Kwadjo Flavien Vidja, responsable de la mise en œuvre du projet
Etape 1: fabrication du biochar
Les balles de riz sont dans un premier temps réduites en un charbon d’origine végétale appelé biochar, de l’abréviation « biocharcoal » ou charbon biologique. Grâce à sa très forte teneur en carbone, il peut être doublement utilisé : comme alternative pour l’assolement en vue de booster la fertilité des sols pauvres, mais aussi comme matière première destinée à la production de briquettes combustibles (bioénergie).
Les premiers tests de carbonisation d’Afhon ont été réalisés dans un four à usage domestique à l’image du modèle de four Elsa. Cependant, compte-tenu du caractère siliteux des balles de riz, l’ingénieur Sam Akakpo et son équipe ont dû concevoir et fabriquer leur propre four spécialisé, inspiré par le projet des fours propres « Clean cookstoves ». Après plusieurs tests prenant en compte le degré d’émission de fumée et donc de gaz à effet de serre, le prototype Fab-riz a vu le jour, fabriqué avec les moyens du bord : boîtes de conserves perforées, matériaux accessibles et peu coûteux pour une conception simple, de manière à permettre une duplication et une appropriation par les populations.
«L’emploi de cet outil ne témoigne pas d’une volonté de s’opposer aux modes technologiques mais plutôt du désir d’utiliser des moyens apparemment simples, économiques et écologiquement raisonnables.»
L’équipe technique Afhon
Etape 2: préparation du liant
La production des briquettes nécessite la présence d’un liant, ici l’argile, qu’il faut tamiser pour avoir une granulométrie de 63 microns ou au mieux 80 microns.
Etape 3: passage à l’extrudeuse
La mixture biochar broyé-eau-argile peut ensuite passer à l’extrudeuse pour fabriquer des briquettes. Une fois séchées à l’air libre, elles sont opérationnelles pour servir comme combustible dans les foyers améliorés.
Pour l’instant en phase pilote, le moule artisanal a été associé à une presse industrielle pour obtenir les résultats escomptés. En janvier prochain, l’équipe démarrera la phase opérationnelle pour apporter des améliorations à son prototype mais aussi avec l’objectif de fabriquer sur un mode low-tech tous les appareils nécessaires, jusqu’à la presse. D’ici deux ans, il s’agira de fournir un modèle commercialisable et extensible auprès des organisations humanitaires.

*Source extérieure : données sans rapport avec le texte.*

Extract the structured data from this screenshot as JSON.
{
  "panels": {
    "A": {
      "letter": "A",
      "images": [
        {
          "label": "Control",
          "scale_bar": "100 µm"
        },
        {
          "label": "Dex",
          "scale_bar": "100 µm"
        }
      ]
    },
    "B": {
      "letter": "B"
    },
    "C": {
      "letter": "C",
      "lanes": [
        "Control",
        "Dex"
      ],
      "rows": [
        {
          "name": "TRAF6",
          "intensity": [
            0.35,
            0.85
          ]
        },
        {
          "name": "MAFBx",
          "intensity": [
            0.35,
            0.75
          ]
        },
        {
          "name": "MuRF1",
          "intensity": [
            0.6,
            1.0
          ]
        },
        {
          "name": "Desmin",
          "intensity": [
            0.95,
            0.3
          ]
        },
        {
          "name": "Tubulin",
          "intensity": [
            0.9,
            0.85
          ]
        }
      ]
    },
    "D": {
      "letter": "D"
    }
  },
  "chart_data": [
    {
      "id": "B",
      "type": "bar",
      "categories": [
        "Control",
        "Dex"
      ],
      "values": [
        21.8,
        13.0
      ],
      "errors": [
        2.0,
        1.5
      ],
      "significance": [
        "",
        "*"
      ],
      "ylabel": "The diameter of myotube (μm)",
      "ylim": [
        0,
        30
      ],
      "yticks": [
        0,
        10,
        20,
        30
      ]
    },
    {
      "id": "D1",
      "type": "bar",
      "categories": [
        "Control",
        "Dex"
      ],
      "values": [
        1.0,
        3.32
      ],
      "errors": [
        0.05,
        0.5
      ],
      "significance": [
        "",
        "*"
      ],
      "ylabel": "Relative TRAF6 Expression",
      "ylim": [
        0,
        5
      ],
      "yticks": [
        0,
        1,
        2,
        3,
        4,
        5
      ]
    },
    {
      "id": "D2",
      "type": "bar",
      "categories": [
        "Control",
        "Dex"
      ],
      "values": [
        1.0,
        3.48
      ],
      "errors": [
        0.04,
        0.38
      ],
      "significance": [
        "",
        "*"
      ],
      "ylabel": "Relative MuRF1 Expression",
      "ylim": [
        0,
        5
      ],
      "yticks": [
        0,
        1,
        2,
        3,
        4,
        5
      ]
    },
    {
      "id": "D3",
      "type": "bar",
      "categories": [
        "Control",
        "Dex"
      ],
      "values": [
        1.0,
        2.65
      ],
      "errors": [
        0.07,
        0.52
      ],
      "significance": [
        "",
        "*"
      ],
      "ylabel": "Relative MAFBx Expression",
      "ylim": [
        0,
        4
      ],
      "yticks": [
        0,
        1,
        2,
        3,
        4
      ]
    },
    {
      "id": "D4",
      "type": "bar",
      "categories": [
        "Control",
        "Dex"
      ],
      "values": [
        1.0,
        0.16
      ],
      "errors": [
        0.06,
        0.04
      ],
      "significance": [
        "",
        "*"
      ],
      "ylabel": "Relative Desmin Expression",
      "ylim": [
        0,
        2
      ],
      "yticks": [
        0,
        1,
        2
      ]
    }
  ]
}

Afhon compte aussi inciter les jeunes à la création de leurs propres unités de production de biochar ou de briquettes, en vue de mettre sur les marchés locaux des biocombustibles accessibles à la population togolaise.
«Ce qui semble le plus gratifiant et innovant dans ce projet, c’est qu’un four amélioré et fabriqué localement avec peu de moyens peut apporter une solution concrète d’énergie de cuisson à faible coût et à faible impact environnemental, mais aussi pallier la problématique d’importation d’engrais onéreux et polluants. Le tout en établissant un cadre d’innovation sociale et d’économie circulaire dans le pays. N’est-ce pas fantastique?»
L’équipe technique Afhon
D’autres initiatives mixant DiY et récupération des déchets se multiplient à travers le continent africain et même ailleurs, chacune adaptée à la biomasse locale, comme la canne à sucre en Haïti ou les déchets ménagers au Cameroun avec l’initiative de Kemit-Ecology, saluée à la COP21.